M. Michel Piron - C’est fondamental.

M. le Rapporteur – Effectivement. Nous serons ainsi dans un système où coexisteront des tarifs régulés fixés par les pouvoirs publics et le marché.

Dès lors qu’il n’est pas interdit de maintenir des tarifs, nous avons envisagé comme solution, pour les entreprises fortement pénalisées par la hausse des prix, l’accès à un tarif transitoire. Mais qu’on ne parle pas de « tarif de retour ». De ce point de vue, les nombreux amendements de l’opposition qui renvoient au tarif sont contredits par celui que vient de défendre M. Brottes, qui prétend que Bruxelles n’acceptera pas un tarif transitoire intermédiaire – cela vaut aussi pour tous ces amendements de « retour ».

Notre solution est juste : il ne serait pas normal que les entreprises qui ont choisi le marché se retrouvent au même niveau que celles qui sont restées au tarif.

M. Pierre Cohen - C’est une punition ?

M. le Rapporteur – Non, mais quand on fait un choix, il faut en assumer les conséquences. Ces entreprises passées au marché ayant d’abord gagné 20 % puis subi des hausses, nous avons proposé une augmentation de 30 % par rapport au tarif intégré – c’est-à-dire comprenant, outre la fourniture d’électricité, le tarif d’acheminement. Le tarif réglementé transitoire se situe ainsi à environ 15 euros au-dessus du tarif réglementé et à 18 euros de moins que le tarif moyen du marché.

En second lieu, les entreprises qui sont passées au marché peuvent demander d’ici au 30 juin 2007 à bénéficier de ce tarif, soit environ pendant six mois après la promulgation de la loi…

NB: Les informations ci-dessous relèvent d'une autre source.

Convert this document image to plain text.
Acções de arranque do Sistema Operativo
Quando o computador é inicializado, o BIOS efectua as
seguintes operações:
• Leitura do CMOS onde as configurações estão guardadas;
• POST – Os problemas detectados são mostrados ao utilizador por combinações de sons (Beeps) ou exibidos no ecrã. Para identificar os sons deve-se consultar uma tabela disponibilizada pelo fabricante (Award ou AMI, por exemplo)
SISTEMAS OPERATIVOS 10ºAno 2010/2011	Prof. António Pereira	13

M. Jean-Claude Lefort - Et vous ne serez plus là !

M. le Rapporteur - …Et ce « tarif réglementé transitoire d’ajustement du marché », une fois obtenu, s’appliquera pendant deux ans. Telle est l’économie de l’amendement 88538 rectifié, qui rend une certaine stabilité aux entreprises grosses consommatrices d’électricité.

M. Hervé Novelli, rapporteur pour avis de la commission des finances – La commission des finances a adopté un amendement 88410 rectifié à l’initiative de M. de Courson, qui va le présenter.

M. Charles de Courson – Nous sommes sur un marché qui ne peut pas fonctionner s’il n’est pas encadré. Actuellement, le prix de l’électricité ou du gaz est fixé à partir de celui du baril de pétrole. Dès lors, à qui doit aller la rente que représente la différence entre le prix de marché et le prix de revient de l’électricité d’origine nucléaire ou hydraulique ?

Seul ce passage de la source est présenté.